MASAL BİTER
Her kirpik düşürüşünde ruhumda anlamı belirsiz bir sızı başlar. Odlar düşer canıma. Ayrılık düşer peşime.
Her kirpik düşünüşünde yüzüm düşer yerlere. Sirke satmaya başlar etrafa. Yaşam renkleri solar. Güller, yaprakların döker.

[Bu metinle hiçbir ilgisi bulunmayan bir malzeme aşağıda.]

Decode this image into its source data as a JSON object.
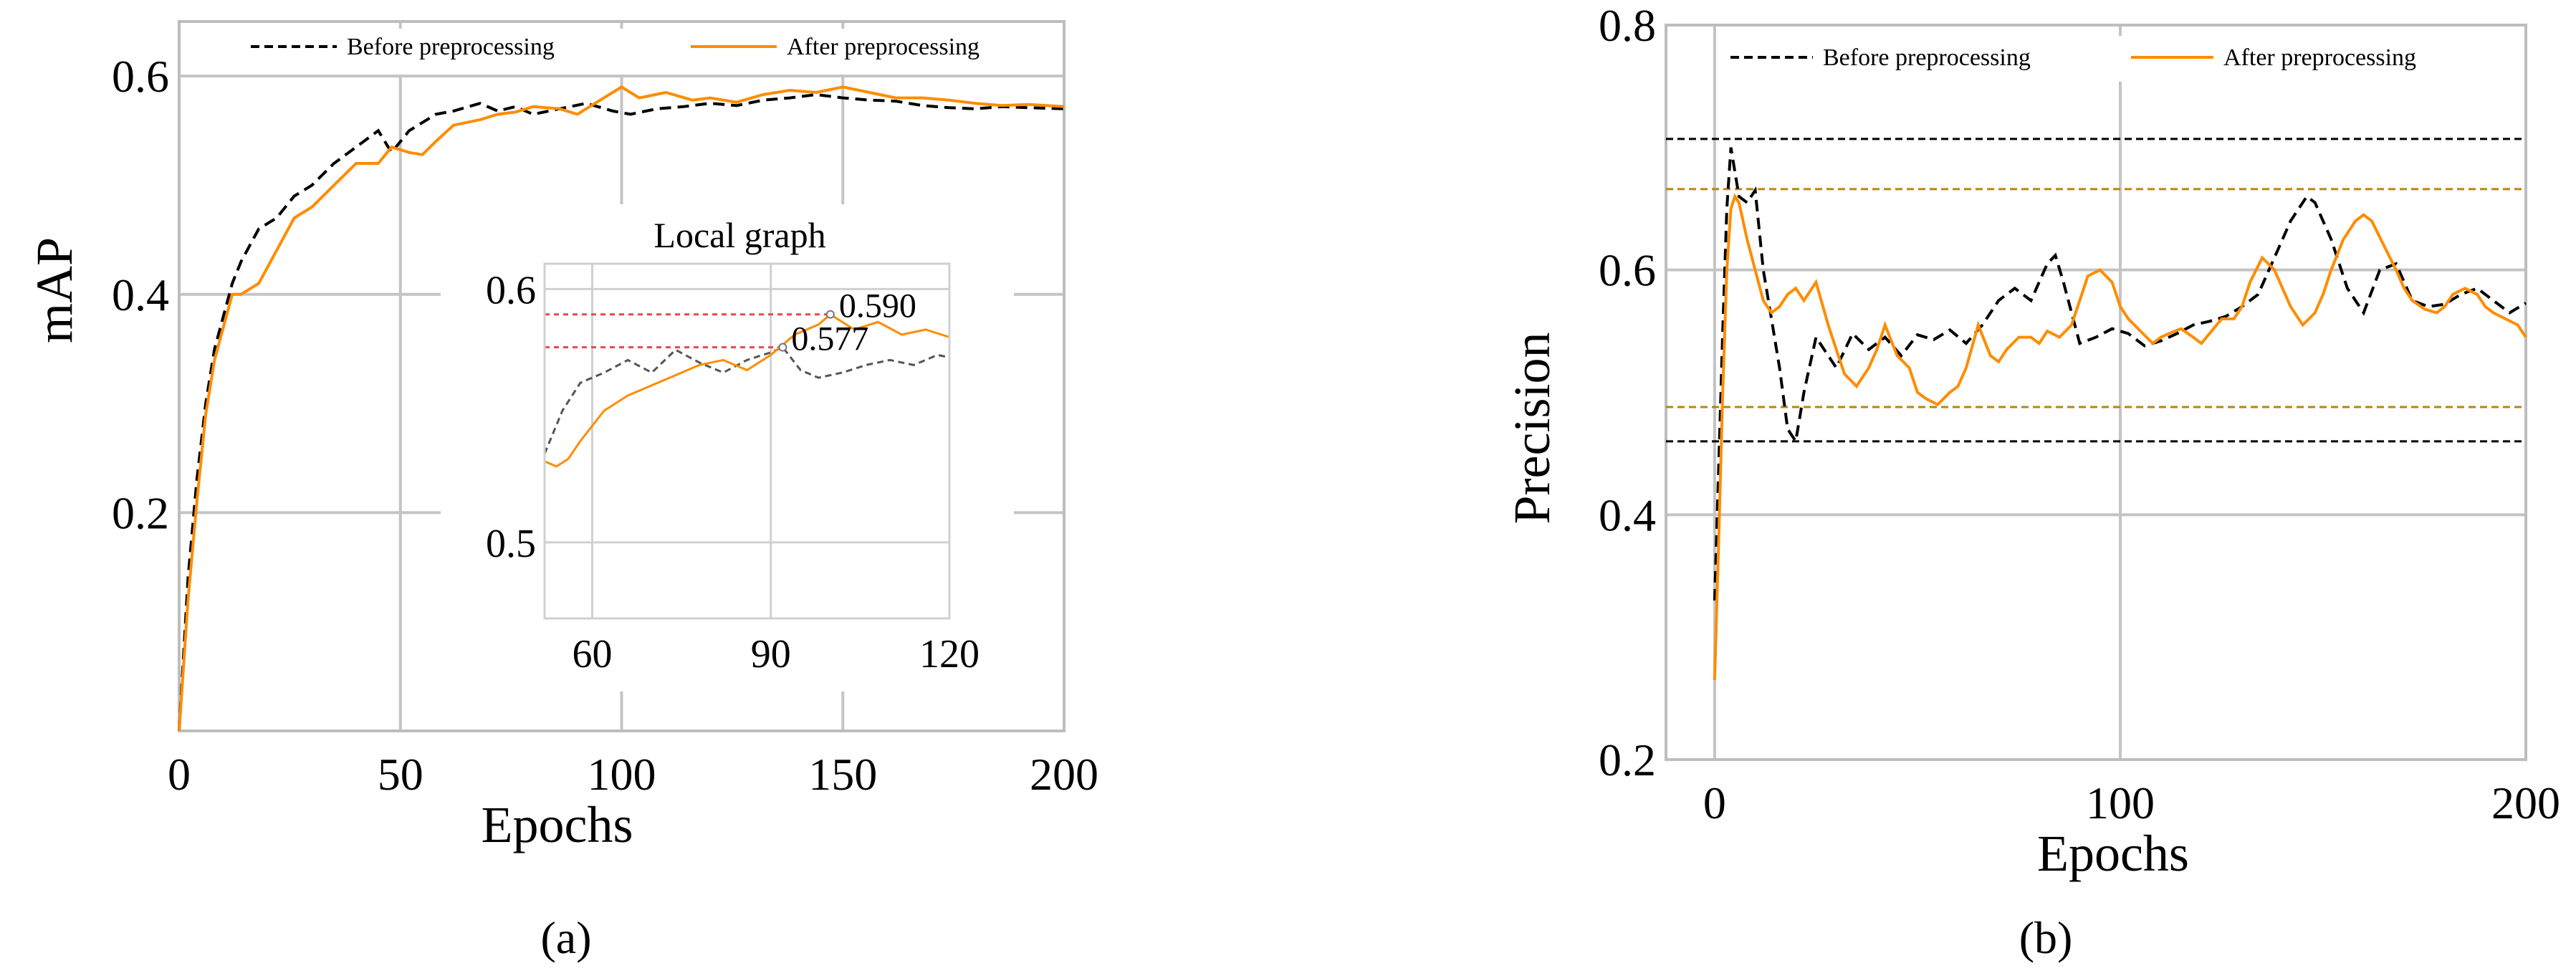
{
  "colors": {
    "before": "#000000",
    "after": "#ff8c00",
    "ref_before": "#000000",
    "ref_after": "#b8860b",
    "inset_ref": "#e8474e"
  },
  "captions": {
    "a": "(a)",
    "b": "(b)"
  },
  "chart_data": [
    {
      "type": "line",
      "panel": "a",
      "xlabel": "Epochs",
      "ylabel": "mAP",
      "xlim": [
        0,
        200
      ],
      "ylim": [
        0,
        0.65
      ],
      "x_ticks": [
        0,
        50,
        100,
        150,
        200
      ],
      "y_ticks": [
        0.2,
        0.4,
        0.6
      ],
      "grid": true,
      "legend": "top",
      "series": [
        {
          "name": "Before preprocessing",
          "style": "dashed",
          "x": [
            0,
            2,
            4,
            6,
            8,
            10,
            12,
            14,
            18,
            22,
            26,
            30,
            35,
            40,
            45,
            48,
            52,
            58,
            62,
            68,
            72,
            76,
            80,
            86,
            92,
            98,
            102,
            108,
            114,
            120,
            126,
            132,
            138,
            144,
            150,
            156,
            162,
            168,
            174,
            180,
            186,
            192,
            200
          ],
          "y": [
            0.0,
            0.14,
            0.23,
            0.3,
            0.35,
            0.38,
            0.41,
            0.43,
            0.46,
            0.47,
            0.49,
            0.5,
            0.52,
            0.535,
            0.55,
            0.53,
            0.55,
            0.565,
            0.568,
            0.575,
            0.568,
            0.572,
            0.565,
            0.57,
            0.575,
            0.568,
            0.565,
            0.57,
            0.572,
            0.575,
            0.573,
            0.578,
            0.58,
            0.583,
            0.58,
            0.578,
            0.577,
            0.573,
            0.571,
            0.57,
            0.572,
            0.571,
            0.57
          ]
        },
        {
          "name": "After preprocessing",
          "style": "solid",
          "x": [
            0,
            2,
            4,
            6,
            8,
            10,
            12,
            14,
            18,
            22,
            26,
            30,
            35,
            40,
            45,
            48,
            52,
            55,
            58,
            62,
            68,
            72,
            76,
            80,
            86,
            90,
            94,
            98,
            100,
            104,
            110,
            116,
            120,
            126,
            132,
            138,
            144,
            150,
            156,
            162,
            168,
            174,
            180,
            186,
            192,
            200
          ],
          "y": [
            0.0,
            0.12,
            0.21,
            0.29,
            0.34,
            0.37,
            0.4,
            0.4,
            0.41,
            0.44,
            0.47,
            0.48,
            0.5,
            0.52,
            0.52,
            0.535,
            0.53,
            0.528,
            0.54,
            0.555,
            0.56,
            0.565,
            0.567,
            0.572,
            0.57,
            0.565,
            0.575,
            0.585,
            0.59,
            0.58,
            0.585,
            0.578,
            0.58,
            0.576,
            0.583,
            0.587,
            0.585,
            0.59,
            0.585,
            0.58,
            0.58,
            0.578,
            0.575,
            0.573,
            0.574,
            0.572
          ]
        }
      ],
      "inset": {
        "title": "Local graph",
        "xlim": [
          52,
          120
        ],
        "ylim": [
          0.47,
          0.61
        ],
        "x_ticks": [
          60,
          90,
          120
        ],
        "y_ticks": [
          0.5,
          0.6
        ],
        "annotations": [
          {
            "label": "0.590",
            "x": 100,
            "y": 0.59
          },
          {
            "label": "0.577",
            "x": 92,
            "y": 0.577
          }
        ],
        "series": [
          {
            "name": "Before preprocessing",
            "style": "dashed",
            "x": [
              52,
              55,
              58,
              62,
              66,
              70,
              74,
              78,
              82,
              86,
              90,
              92,
              95,
              98,
              102,
              106,
              110,
              114,
              118,
              120
            ],
            "y": [
              0.535,
              0.552,
              0.563,
              0.567,
              0.572,
              0.567,
              0.576,
              0.571,
              0.567,
              0.572,
              0.575,
              0.577,
              0.568,
              0.565,
              0.567,
              0.57,
              0.572,
              0.57,
              0.574,
              0.573
            ]
          },
          {
            "name": "After preprocessing",
            "style": "solid",
            "x": [
              52,
              54,
              56,
              58,
              62,
              66,
              70,
              74,
              78,
              82,
              86,
              90,
              94,
              98,
              100,
              104,
              108,
              112,
              116,
              120
            ],
            "y": [
              0.532,
              0.53,
              0.533,
              0.54,
              0.552,
              0.558,
              0.562,
              0.566,
              0.57,
              0.572,
              0.568,
              0.574,
              0.582,
              0.586,
              0.59,
              0.584,
              0.587,
              0.582,
              0.584,
              0.581
            ]
          }
        ]
      }
    },
    {
      "type": "line",
      "panel": "b",
      "xlabel": "Epochs",
      "ylabel": "Precision",
      "xlim": [
        -12,
        200
      ],
      "ylim": [
        0.2,
        0.8
      ],
      "x_ticks": [
        0,
        100,
        200
      ],
      "y_ticks": [
        0.2,
        0.4,
        0.6,
        0.8
      ],
      "grid": true,
      "legend": "top",
      "reference_lines": [
        {
          "series": "Before preprocessing",
          "y": 0.707
        },
        {
          "series": "Before preprocessing",
          "y": 0.46
        },
        {
          "series": "After preprocessing",
          "y": 0.666
        },
        {
          "series": "After preprocessing",
          "y": 0.488
        }
      ],
      "series": [
        {
          "name": "Before preprocessing",
          "style": "dashed",
          "x": [
            0,
            1,
            2,
            3,
            4,
            6,
            8,
            10,
            12,
            14,
            16,
            18,
            20,
            22,
            25,
            28,
            30,
            34,
            38,
            42,
            46,
            50,
            54,
            58,
            62,
            66,
            70,
            74,
            78,
            82,
            84,
            86,
            90,
            94,
            98,
            102,
            106,
            110,
            114,
            118,
            122,
            126,
            130,
            134,
            138,
            142,
            146,
            148,
            152,
            156,
            160,
            164,
            168,
            172,
            176,
            180,
            184,
            188,
            192,
            196,
            200
          ],
          "y": [
            0.33,
            0.44,
            0.55,
            0.65,
            0.7,
            0.66,
            0.655,
            0.665,
            0.6,
            0.56,
            0.52,
            0.47,
            0.46,
            0.5,
            0.545,
            0.53,
            0.52,
            0.548,
            0.535,
            0.545,
            0.53,
            0.547,
            0.543,
            0.551,
            0.54,
            0.555,
            0.575,
            0.585,
            0.575,
            0.605,
            0.612,
            0.59,
            0.54,
            0.545,
            0.552,
            0.548,
            0.538,
            0.542,
            0.548,
            0.555,
            0.558,
            0.562,
            0.57,
            0.58,
            0.61,
            0.64,
            0.66,
            0.655,
            0.625,
            0.585,
            0.565,
            0.6,
            0.605,
            0.575,
            0.57,
            0.572,
            0.58,
            0.585,
            0.575,
            0.565,
            0.573
          ]
        },
        {
          "name": "After preprocessing",
          "style": "solid",
          "x": [
            0,
            1,
            2,
            3,
            4,
            5,
            6,
            8,
            10,
            12,
            14,
            16,
            18,
            20,
            22,
            25,
            28,
            30,
            32,
            35,
            38,
            40,
            42,
            45,
            48,
            50,
            52,
            55,
            58,
            60,
            62,
            65,
            68,
            70,
            72,
            75,
            78,
            80,
            82,
            85,
            88,
            90,
            92,
            95,
            98,
            100,
            102,
            105,
            108,
            110,
            112,
            115,
            118,
            120,
            122,
            125,
            128,
            130,
            132,
            135,
            138,
            140,
            142,
            145,
            148,
            150,
            152,
            155,
            158,
            160,
            162,
            165,
            168,
            170,
            172,
            175,
            178,
            180,
            182,
            185,
            188,
            190,
            192,
            195,
            198,
            200
          ],
          "y": [
            0.265,
            0.38,
            0.5,
            0.6,
            0.65,
            0.66,
            0.655,
            0.625,
            0.6,
            0.575,
            0.565,
            0.57,
            0.58,
            0.585,
            0.575,
            0.59,
            0.555,
            0.535,
            0.515,
            0.505,
            0.52,
            0.535,
            0.555,
            0.53,
            0.52,
            0.5,
            0.495,
            0.49,
            0.5,
            0.505,
            0.52,
            0.555,
            0.53,
            0.525,
            0.535,
            0.545,
            0.545,
            0.54,
            0.55,
            0.545,
            0.555,
            0.575,
            0.595,
            0.6,
            0.59,
            0.57,
            0.56,
            0.55,
            0.54,
            0.545,
            0.548,
            0.552,
            0.545,
            0.54,
            0.548,
            0.56,
            0.56,
            0.57,
            0.59,
            0.61,
            0.6,
            0.585,
            0.57,
            0.555,
            0.565,
            0.58,
            0.6,
            0.625,
            0.64,
            0.645,
            0.64,
            0.62,
            0.6,
            0.585,
            0.575,
            0.568,
            0.565,
            0.57,
            0.58,
            0.585,
            0.58,
            0.57,
            0.565,
            0.56,
            0.555,
            0.545
          ]
        }
      ]
    }
  ]
}
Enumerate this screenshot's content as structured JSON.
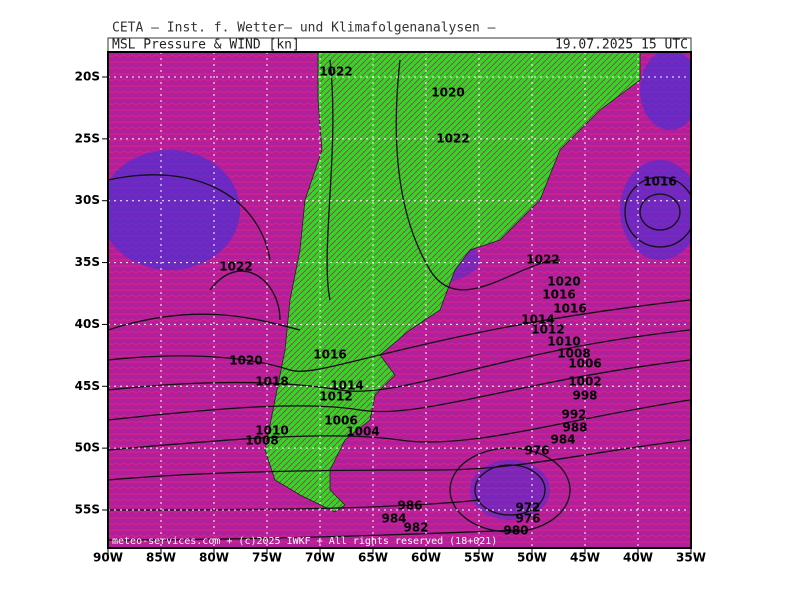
{
  "header": {
    "title": "CETA – Inst. f. Wetter– und Klimafolgenanalysen –",
    "product": "MSL Pressure & WIND [kn]",
    "valid": "19.07.2025 15 UTC"
  },
  "map": {
    "lat_ticks": [
      {
        "value": -20,
        "label": "20S"
      },
      {
        "value": -25,
        "label": "25S"
      },
      {
        "value": -30,
        "label": "30S"
      },
      {
        "value": -35,
        "label": "35S"
      },
      {
        "value": -40,
        "label": "40S"
      },
      {
        "value": -45,
        "label": "45S"
      },
      {
        "value": -50,
        "label": "50S"
      },
      {
        "value": -55,
        "label": "55S"
      }
    ],
    "lon_ticks": [
      {
        "value": -90,
        "label": "90W"
      },
      {
        "value": -85,
        "label": "85W"
      },
      {
        "value": -80,
        "label": "80W"
      },
      {
        "value": -75,
        "label": "75W"
      },
      {
        "value": -70,
        "label": "70W"
      },
      {
        "value": -65,
        "label": "65W"
      },
      {
        "value": -60,
        "label": "60W"
      },
      {
        "value": -55,
        "label": "55W"
      },
      {
        "value": -50,
        "label": "50W"
      },
      {
        "value": -45,
        "label": "45W"
      },
      {
        "value": -40,
        "label": "40W"
      },
      {
        "value": -35,
        "label": "35W"
      }
    ],
    "isobar_labels": [
      1022,
      1020,
      1022,
      1016,
      1022,
      1022,
      1020,
      1016,
      1016,
      1014,
      1012,
      1010,
      1008,
      1006,
      1020,
      1016,
      1018,
      1014,
      1012,
      1002,
      998,
      1006,
      1004,
      992,
      988,
      984,
      1010,
      1008,
      976,
      986,
      984,
      982,
      972,
      976,
      980
    ],
    "credit": "meteo-services.com + (c)2025 IWKF + All rights reserved (18+021)"
  }
}
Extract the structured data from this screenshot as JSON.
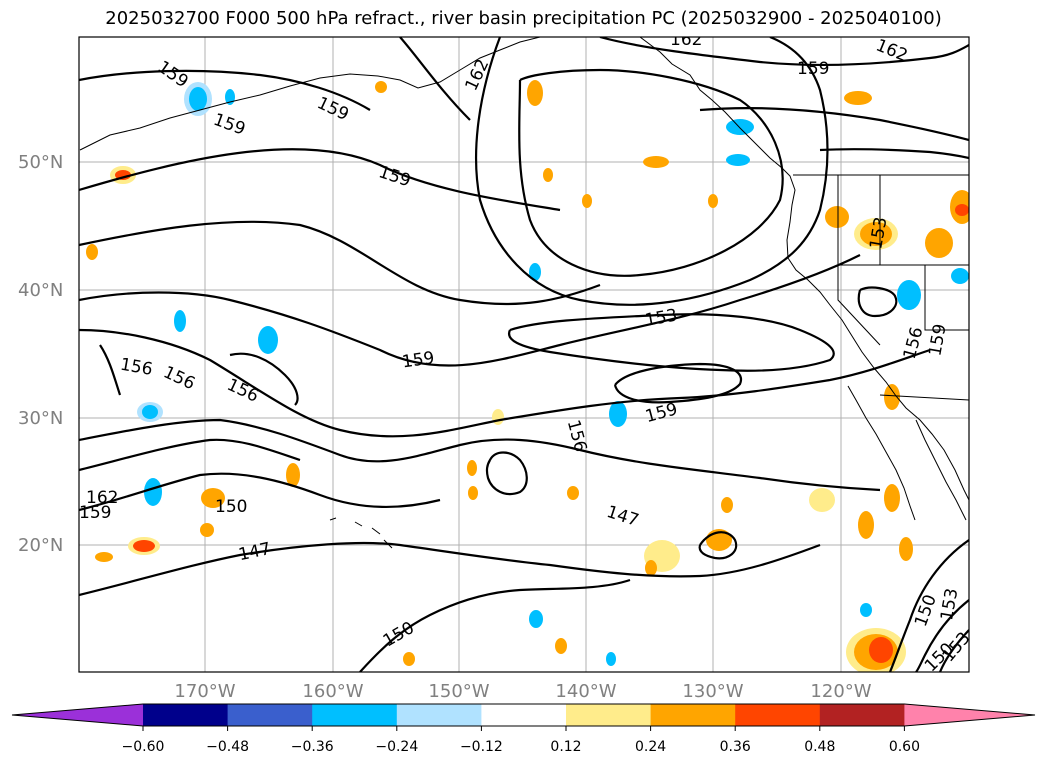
{
  "title": "2025032700 F000 500 hPa refract., river basin precipitation PC (2025032900 - 2025040100)",
  "map": {
    "lat_labels": [
      "50°N",
      "40°N",
      "30°N",
      "20°N"
    ],
    "lon_labels": [
      "170°W",
      "160°W",
      "150°W",
      "140°W",
      "130°W",
      "120°W"
    ],
    "contour_labels": [
      "162",
      "159",
      "159",
      "159",
      "162",
      "159",
      "159",
      "162",
      "153",
      "159",
      "156",
      "156",
      "156",
      "159",
      "156",
      "153",
      "156",
      "159",
      "162",
      "159",
      "150",
      "147",
      "147",
      "150",
      "150",
      "153",
      "150",
      "153"
    ],
    "grid": true,
    "colors": {
      "contour": "#000000",
      "grid": "#b0b0b0"
    }
  },
  "colorbar": {
    "ticks": [
      "−0.60",
      "−0.48",
      "−0.36",
      "−0.24",
      "−0.12",
      "0.12",
      "0.24",
      "0.36",
      "0.48",
      "0.60"
    ],
    "colors": [
      "#9b30d9",
      "#00008b",
      "#3a5fcd",
      "#00bfff",
      "#b0e2ff",
      "#ffffff",
      "#ffec8b",
      "#ffa500",
      "#ff4500",
      "#b22222",
      "#ff82ab"
    ],
    "extend": "both"
  }
}
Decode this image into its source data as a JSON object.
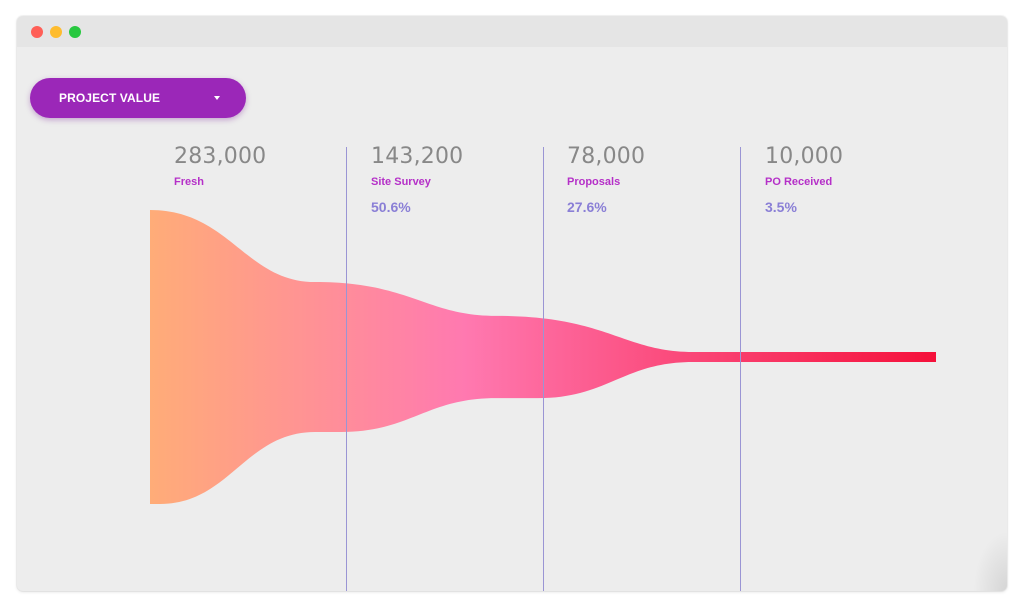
{
  "window": {
    "colors": {
      "close": "#ff5f57",
      "minimize": "#febc2e",
      "maximize": "#28c840"
    }
  },
  "dropdown": {
    "label": "PROJECT VALUE",
    "icon": "caret-down-icon",
    "color": "#9b27b8"
  },
  "colors": {
    "value_text": "#888888",
    "stage_name": "#b530c8",
    "percent": "#8a7fd6",
    "divider": "#9a95d4",
    "funnel_start": "#ffac78",
    "funnel_mid": "#ff79b0",
    "funnel_end": "#f5103a"
  },
  "chart_data": {
    "type": "area",
    "subtype": "funnel",
    "categories": [
      "Fresh",
      "Site Survey",
      "Proposals",
      "PO Received"
    ],
    "values": [
      283000,
      143200,
      78000,
      10000
    ],
    "value_labels": [
      "283,000",
      "143,200",
      "78,000",
      "10,000"
    ],
    "percent_labels": [
      "",
      "50.6%",
      "27.6%",
      "3.5%"
    ],
    "title": "",
    "xlabel": "",
    "ylabel": ""
  }
}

İstanbul mu ağlar yoksa Maraş mı kahreder, bilinmez bu demlerde.
Sana koşup gelmek isteyen ayaklarımda bir kelepçe. Eli ayağı bağlanır gelmelerin. Gelmeler dönüşür beklemelere. Beklemek. Beklemek.
Günler gelir geçer pencerelerimden. Huzuru kaçar odamın. Pencereme konan kuşlar sus pus. Kırk yıllık beton beton gibi serttir hala. Gülsen güller açacak o dem.
Avuçlarıma dökülür duygular.
Suskunsun. Cinnet geçirme saatidir.
Suskunsun. Ölüme çelme takmak da niye?
Hoş geldin diyebilsem güne.
Hoş geldin diyebilse kelimeler.
Şimdi yaşanmış ve yaşanmamış hayallerin kavga zamanı. Yaşanmayanlar galip geliyor. Yitirdiğim zamanlar ağlamaklı. Senli zamanlar, durakta valiz içinde. Kalkış saatini bekler.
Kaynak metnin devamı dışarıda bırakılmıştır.